Marty said he had sailed before, that he’d been to sailing camp when he was younger and won all these medals, but it sure was hard to tell once we got out on the water.
“When I say duck your head, you better duck,” he told me three times, making me promise each time.
Sure enough, when that boom came swinging around like a baseball bat, I hit the deck and it flew over in a gust of wind I felt down the back of my neck.
It was his grandfather’s boat. A Lazer or a Lightning or something like that. We’d launched at Ninth Street, where Cliff’s Bar used to be, both taking a moment of silence to stare at where the sign once stood. Now it was shuttered. Someone took the sign along with the jukebox and the pool table. No more cheeseburgers and Sunday football games.
We’d only been dating for about a month when we decided to go sailing. Marty brought a bottle of wine and I scraped together some cheese and crackers. It was windy as hell on the Strait and we were still hungover from the night before. I joked about getting a DUI for drinking and sailing, but no one laughed.
Somehow we got on the subject of yacht rock, and Marty said, “Jimmy Buffett’s my all-time favorite.”
“Jimmy Buffett is not yacht rock,” I said as if I were an expert in all things musical. “More like Toto, Steely Dan, Christopher Cross, Kenny Loggins, maybe Hall and Oates, but even they’re kind of iffy.”
“Then how do you explain ‘Son of a Son of a Sailor?’”
“Just because they sing about sailing doesn’t necessarily mean it’s yacht rock,” I said. “Jimmy Buffett was a country bumpkin who happened to live in Key West where people happened to sail. It’s an ironic thing, Marty. Those bands didn’t even know they were ‘yacht rock’ until decades later when somebody coined the term.”
“I’m not buying it,” he said. “Jimmy Buffett is the epitome of yacht rock in my book.”
“Ok, Marty, how about ‘Row, Row, Row Your Boat’ – is that yacht rock, too?”
By then, I was sick of sailing and just wanted to be back on land. The sun dimmed as if a cloud was passing over and I looked up and saw two ginormous ships coming right at us from both directions. I couldn’t help it, but I just screamed at the top of my lungs, “Turn the goddamn boat around, Marty. I’m not kidding!”
I think I scared the hell out of him. But he tried to act all cool about it, playing like he knew they were there the whole time as he casually turned the boat around. He couldn’t stop laughing and spilling his wine – white zin for god sake, who drinks white zin in this day in age? All the way back to the dock, he kept shaking his head and laughing, until the bottle was empty.
Me and Marty never went out again after that. It wasn’t that we didn’t have a connection or anything. He just annoyed me. Anybody who thinks Jimmy Buffett is yacht rock isn’t worth my time.

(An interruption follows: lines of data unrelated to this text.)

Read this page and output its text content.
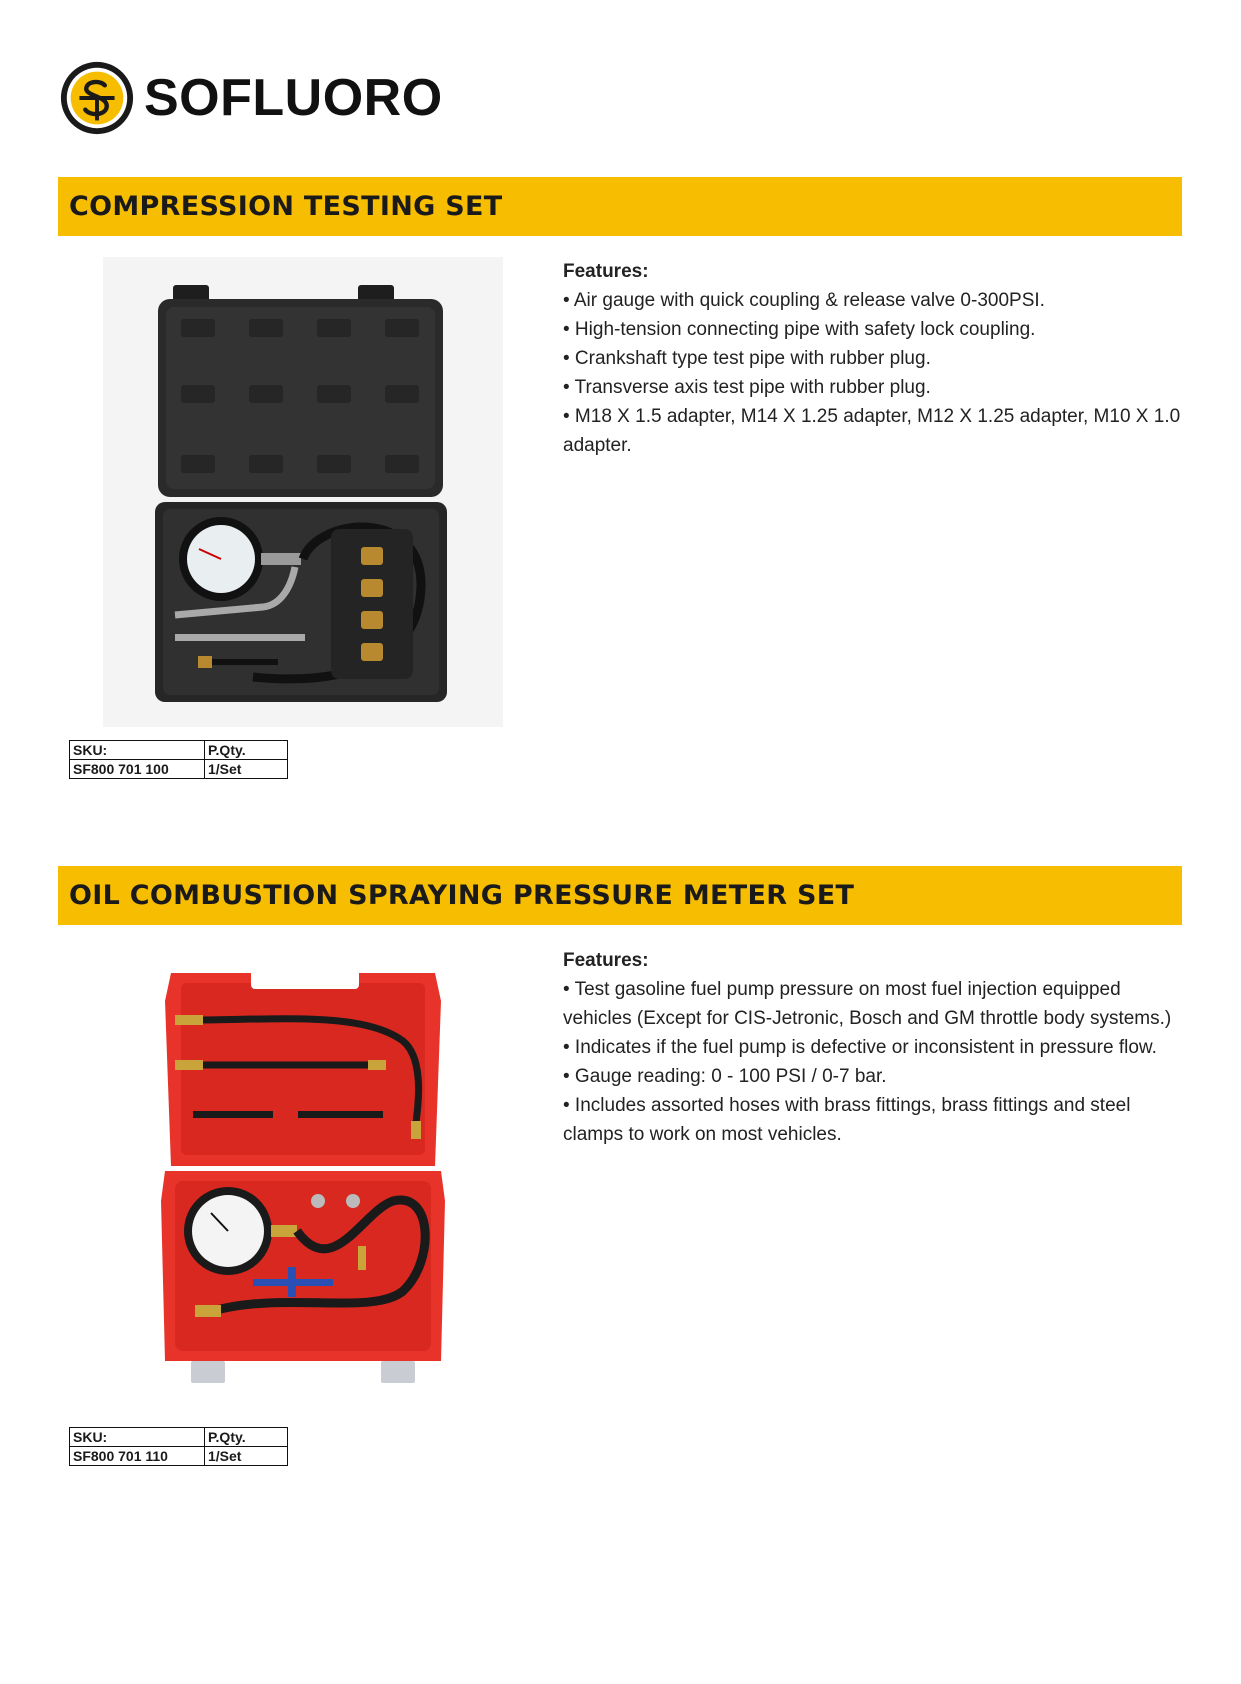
SOFLUORO
COMPRESSION TESTING SET
Features:

• Air gauge with quick coupling & release valve 0-300PSI.

• High-tension connecting pipe with safety lock coupling.

• Crankshaft type test pipe with rubber plug.

• Transverse axis test pipe with rubber plug.

• M18 X 1.5 adapter, M14 X 1.25 adapter, M12 X 1.25 adapter, M10 X 1.0 adapter.

SKU:	P.Qty.
SF800 701 100	1/Set
OIL COMBUSTION SPRAYING PRESSURE METER SET
Features:

• Test gasoline fuel pump pressure on most fuel injection equipped vehicles (Except for CIS-Jetronic, Bosch and GM throttle body systems.)

• Indicates if the fuel pump is defective or inconsistent in pressure flow.

• Gauge reading: 0 - 100 PSI / 0-7 bar.

• Includes assorted hoses with brass fittings, brass fittings and steel clamps to work on most vehicles.

SKU:	P.Qty.
SF800 701 110	1/Set
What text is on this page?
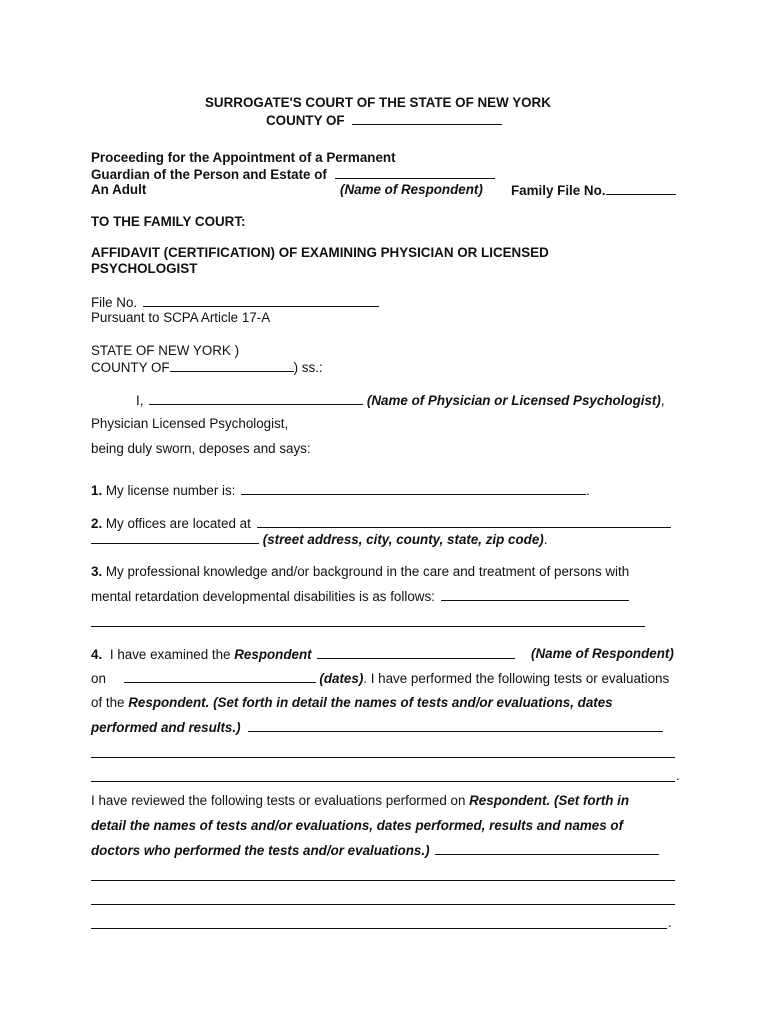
SURROGATE'S COURT OF THE STATE OF NEW YORK
COUNTY OF
Proceeding for the Appointment of a Permanent
Guardian of the Person and Estate of
An Adult	(Name of Respondent) Family File No.
TO THE FAMILY COURT:
AFFIDAVIT (CERTIFICATION) OF EXAMINING PHYSICIAN OR LICENSED
PSYCHOLOGIST
File No.
Pursuant to SCPA Article 17-A
STATE OF NEW YORK )
COUNTY OF	) ss.:
I,	(Name of Physician or Licensed Psychologist),
Physician Licensed Psychologist,
being duly sworn, deposes and says:
1. My license number is:	.
2. My offices are located at
(street address, city, county, state, zip code).
3. My professional knowledge and/or background in the care and treatment of persons with
mental retardation developmental disabilities is as follows:
4. I have examined the Respondent	(Name of Respondent)
on	(dates). I have performed the following tests or evaluations
of the Respondent. (Set forth in detail the names of tests and/or evaluations, dates
performed and results.)
.
I have reviewed the following tests or evaluations performed on Respondent. (Set forth in
detail the names of tests and/or evaluations, dates performed, results and names of
doctors who performed the tests and/or evaluations.)
.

The best part is that somebody took a picture of us from land that day. You could see our tiny sailboat and two giant tankers on either side. From where the photographer stood, it looked like they were gonna make a meal out of me and Marty. They posted it on the Benicia Happenings Facebook page and I emailed the photographer and asked for a copy. He was some old guy who went by the nickname “ShipSpotter.” I actually had two copies printed at CVS. One’s still up on my fridge and the other one I was gonna give to Marty, but I think it wound up in the trash can. Last I heard, he was working construction out in Oklahoma, about as far away from the ocean as you can get.